As the essence of partnership is mutual agreement, it is describable for the partners to come to some understanding before entering into partnership as to the conditions upon which the business is to be carried on, and as to their respective rights and powers.

Even though a formal agreement is made, this does not preclude subsequent variation where changing circumstances demand it; such variation can always be effected with the consent of all the partners, which may be evidenced by an amending agreement, or inferred from a course of dealing.

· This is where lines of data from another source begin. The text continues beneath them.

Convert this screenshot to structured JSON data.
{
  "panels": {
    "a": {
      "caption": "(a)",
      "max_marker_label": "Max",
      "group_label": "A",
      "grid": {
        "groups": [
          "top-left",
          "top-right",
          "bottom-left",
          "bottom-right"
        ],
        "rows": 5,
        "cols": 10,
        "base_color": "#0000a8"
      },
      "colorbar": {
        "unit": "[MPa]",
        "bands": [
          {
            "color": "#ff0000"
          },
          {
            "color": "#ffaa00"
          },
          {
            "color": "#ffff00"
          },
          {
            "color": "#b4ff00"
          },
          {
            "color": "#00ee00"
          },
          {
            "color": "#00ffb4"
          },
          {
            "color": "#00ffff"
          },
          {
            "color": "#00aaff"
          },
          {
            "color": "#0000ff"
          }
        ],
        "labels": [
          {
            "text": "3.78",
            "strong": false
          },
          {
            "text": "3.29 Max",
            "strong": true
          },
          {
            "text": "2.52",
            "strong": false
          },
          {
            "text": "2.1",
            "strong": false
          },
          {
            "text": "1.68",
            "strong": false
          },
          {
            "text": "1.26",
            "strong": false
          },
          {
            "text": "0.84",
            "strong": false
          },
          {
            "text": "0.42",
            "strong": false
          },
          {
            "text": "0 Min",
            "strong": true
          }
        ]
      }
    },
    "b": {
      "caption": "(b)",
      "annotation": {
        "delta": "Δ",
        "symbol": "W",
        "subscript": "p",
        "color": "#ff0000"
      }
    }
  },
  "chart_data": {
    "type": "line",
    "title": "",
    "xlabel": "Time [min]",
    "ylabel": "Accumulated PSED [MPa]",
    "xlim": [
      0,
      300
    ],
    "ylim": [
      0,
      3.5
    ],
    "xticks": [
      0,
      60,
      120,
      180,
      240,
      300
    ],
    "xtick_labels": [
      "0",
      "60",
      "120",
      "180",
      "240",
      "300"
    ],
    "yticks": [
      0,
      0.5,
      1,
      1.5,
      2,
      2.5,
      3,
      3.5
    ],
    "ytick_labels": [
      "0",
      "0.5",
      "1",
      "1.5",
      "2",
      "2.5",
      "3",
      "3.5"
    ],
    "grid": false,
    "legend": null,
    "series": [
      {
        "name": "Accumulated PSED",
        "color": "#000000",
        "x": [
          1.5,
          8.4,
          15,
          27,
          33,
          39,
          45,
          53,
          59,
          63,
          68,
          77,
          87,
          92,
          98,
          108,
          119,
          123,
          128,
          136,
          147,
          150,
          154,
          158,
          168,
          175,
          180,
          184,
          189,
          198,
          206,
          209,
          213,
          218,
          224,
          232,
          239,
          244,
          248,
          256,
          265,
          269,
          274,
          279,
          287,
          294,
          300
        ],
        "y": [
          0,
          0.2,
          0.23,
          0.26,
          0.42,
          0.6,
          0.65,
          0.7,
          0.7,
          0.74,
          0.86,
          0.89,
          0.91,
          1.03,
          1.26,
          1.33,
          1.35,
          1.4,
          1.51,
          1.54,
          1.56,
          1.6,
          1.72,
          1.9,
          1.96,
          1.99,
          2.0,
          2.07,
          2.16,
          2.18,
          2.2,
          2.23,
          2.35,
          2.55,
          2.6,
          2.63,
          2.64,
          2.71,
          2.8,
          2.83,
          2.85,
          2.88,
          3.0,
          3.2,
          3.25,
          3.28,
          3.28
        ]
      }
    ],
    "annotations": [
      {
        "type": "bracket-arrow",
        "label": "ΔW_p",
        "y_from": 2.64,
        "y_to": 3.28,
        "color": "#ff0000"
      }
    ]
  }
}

Clauses relating to accounting matters in partnership agreement

The general provisions affecting questions of accounts that could be contained in all partnership agreements, apart from any special circumstances, are as follows:
  • As to capital; whether each partner should contribute a fixed amount or otherwise.
  • As to the division of profits and losses between the partners, including capital profits and losses.
  • Whether the capitals are to be fixed, drawings and profits being adjusted on current accounts, or whether they are to be adjusted on the capital accounts.
  • Whether interest on capital or on drawings, or both, is to be allowed or charged before arriving at the profits divisible in the agreed proportions, and if so, at what rate.
  • Whether current accounts are to bear interest, and if so, at what rate.
  • "Whether partners" drawings are to be limited in amount.
  • Whether partners are to be allowed remuneration for their services before arriving at divisible profits, and if so, the amounts thereof.
  • Those proper accounts shall be prepared at least once a year so that these shall be audited.
  • Those accounts when duly signed shall be binding on the partners, but shall be capable of being reopened within a specific period on an error being discovered.
  • The method by which the value of goodwill shall be determined in the event of the retirement or death of any of the partners.
  • The method of determining the amount due to a decreased partner and the manner in which the liability to his personal representatives is to be settled, for example, by the lump sum payment within a specific period, by installments of certain proportions, and the rate interested to be allowed on outstanding balances.
  • In the event of there being any partnership insurance policies, the method of treating the premiums thereon and the division of the policy money.